Abstract
1- Introduction
2- Background
3- Methodology
4- Keyword extraction
5- Textual summarization
6- Toolkits and online resources
7- Conclusion
References
Abstract
With the advent of Web 2.0, there exist many online platforms that results in massive textual data production such as social networks, online blogs, magazines etc. This textual data carries information that can be used for betterment of humanity. Hence, there is a dire need to extract potential information out of it. This study aims to present an overview of approaches that can be applied to extract and later present these valuable information nuggets residing within text in brief, clear and concise way. In this regard, two major tasks of automatic keyword extraction and text summarization are being reviewed. To compile the literature, scientific articles were collected using major digital computing research repositories. In the light of acquired literature, survey study covers early approaches up to all the way till recent advancements using machine learning solutions. Survey findings conclude that annotated benchmark datasets for various textual data-generators such as twitter and social forms are not available. This scarcity of dataset has resulted into relatively less progress in many domains. Also, applications of deep learning techniques for the task of automatic keyword extraction are relatively unaddressed. Hence, impact of various deep architectures stands as an open research direction. For text summarization task, deep learning techniques are applied after advent of word vectors, and are currently governing state-of-the-art for abstractive summarization.
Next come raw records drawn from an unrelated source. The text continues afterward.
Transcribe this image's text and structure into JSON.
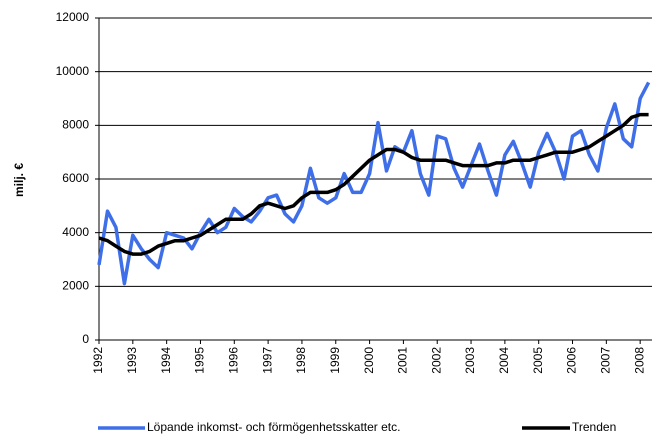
{
  "chart_data": {
    "type": "line",
    "ylabel": "milj. €",
    "x": [
      1992,
      1992.25,
      1992.5,
      1992.75,
      1993,
      1993.25,
      1993.5,
      1993.75,
      1994,
      1994.25,
      1994.5,
      1994.75,
      1995,
      1995.25,
      1995.5,
      1995.75,
      1996,
      1996.25,
      1996.5,
      1996.75,
      1997,
      1997.25,
      1997.5,
      1997.75,
      1998,
      1998.25,
      1998.5,
      1998.75,
      1999,
      1999.25,
      1999.5,
      1999.75,
      2000,
      2000.25,
      2000.5,
      2000.75,
      2001,
      2001.25,
      2001.5,
      2001.75,
      2002,
      2002.25,
      2002.5,
      2002.75,
      2003,
      2003.25,
      2003.5,
      2003.75,
      2004,
      2004.25,
      2004.5,
      2004.75,
      2005,
      2005.25,
      2005.5,
      2005.75,
      2006,
      2006.25,
      2006.5,
      2006.75,
      2007,
      2007.25,
      2007.5,
      2007.75,
      2008,
      2008.25
    ],
    "series": [
      {
        "name": "Löpande inkomst- och förmögenhetsskatter etc.",
        "color": "#3f6fe8",
        "values": [
          2800,
          4800,
          4200,
          2100,
          3900,
          3400,
          3000,
          2700,
          4000,
          3900,
          3800,
          3400,
          4000,
          4500,
          4000,
          4200,
          4900,
          4600,
          4400,
          4800,
          5300,
          5400,
          4700,
          4400,
          5000,
          6400,
          5300,
          5100,
          5300,
          6200,
          5500,
          5500,
          6200,
          8100,
          6300,
          7200,
          7000,
          7800,
          6200,
          5400,
          7600,
          7500,
          6400,
          5700,
          6500,
          7300,
          6300,
          5400,
          6900,
          7400,
          6600,
          5700,
          7000,
          7700,
          7000,
          6000,
          7600,
          7800,
          6900,
          6300,
          7900,
          8800,
          7500,
          7200,
          9000,
          9600
        ]
      },
      {
        "name": "Trenden",
        "color": "#000000",
        "values": [
          3800,
          3700,
          3500,
          3300,
          3200,
          3200,
          3300,
          3500,
          3600,
          3700,
          3700,
          3800,
          3900,
          4100,
          4300,
          4500,
          4500,
          4500,
          4700,
          5000,
          5100,
          5000,
          4900,
          5000,
          5300,
          5500,
          5500,
          5500,
          5600,
          5800,
          6100,
          6400,
          6700,
          6900,
          7100,
          7100,
          7000,
          6800,
          6700,
          6700,
          6700,
          6700,
          6600,
          6500,
          6500,
          6500,
          6500,
          6600,
          6600,
          6700,
          6700,
          6700,
          6800,
          6900,
          7000,
          7000,
          7000,
          7100,
          7200,
          7400,
          7600,
          7800,
          8000,
          8300,
          8400,
          8400
        ]
      }
    ],
    "xlim": [
      1992,
      2008.35
    ],
    "xticks": [
      1992,
      1993,
      1994,
      1995,
      1996,
      1997,
      1998,
      1999,
      2000,
      2001,
      2002,
      2003,
      2004,
      2005,
      2006,
      2007,
      2008
    ],
    "ylim": [
      0,
      12000
    ],
    "yticks": [
      0,
      2000,
      4000,
      6000,
      8000,
      10000,
      12000
    ],
    "grid": true,
    "legend": "bottom"
  }
}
Currently, one of the major challenges in these tasks is semantic aware evaluation of generated results.
Introduction
Due to advent of Word Wide Web (WWW) and later Web 2.0, there currently exists wide variety of platforms that are resulting in enormous data generation. Social networking websites such as Facebook, Twitter are generating terabytes of data. Similarly questionanswering websites such as Quora and StackOverFlow also data is being produced abundantly by means of social networking sites, question-answering engines and various sharing portals. It is expected that, by 2020, total data generated would be around forty four zeta-bytes (Waterford Technologies, 2017; Marr, 2019). As humans tend to communicate by means of various data forms including images, videos, sound and textual streams on various sites over the internet, this data carries a huge value. Amongst the various data types, this study is primarily focused on textual data. Many question-answering systems, news-wire agencies, blogging websites, research engines, digital libraries and e-commerce websites share most of their data in form of text. The potential information hidden in these bulks of textual data can be used in order to perform variety of tasks. For example, in the domain of e-commerce, retailers and product manufacturers can get a better idea about customer's biases by means of customer review's analysis. This type of analysis can help in optimization of products and its respective features. Similarly, in question-answering search engines, textual analysis can help in identifying keywords and generating short summaries.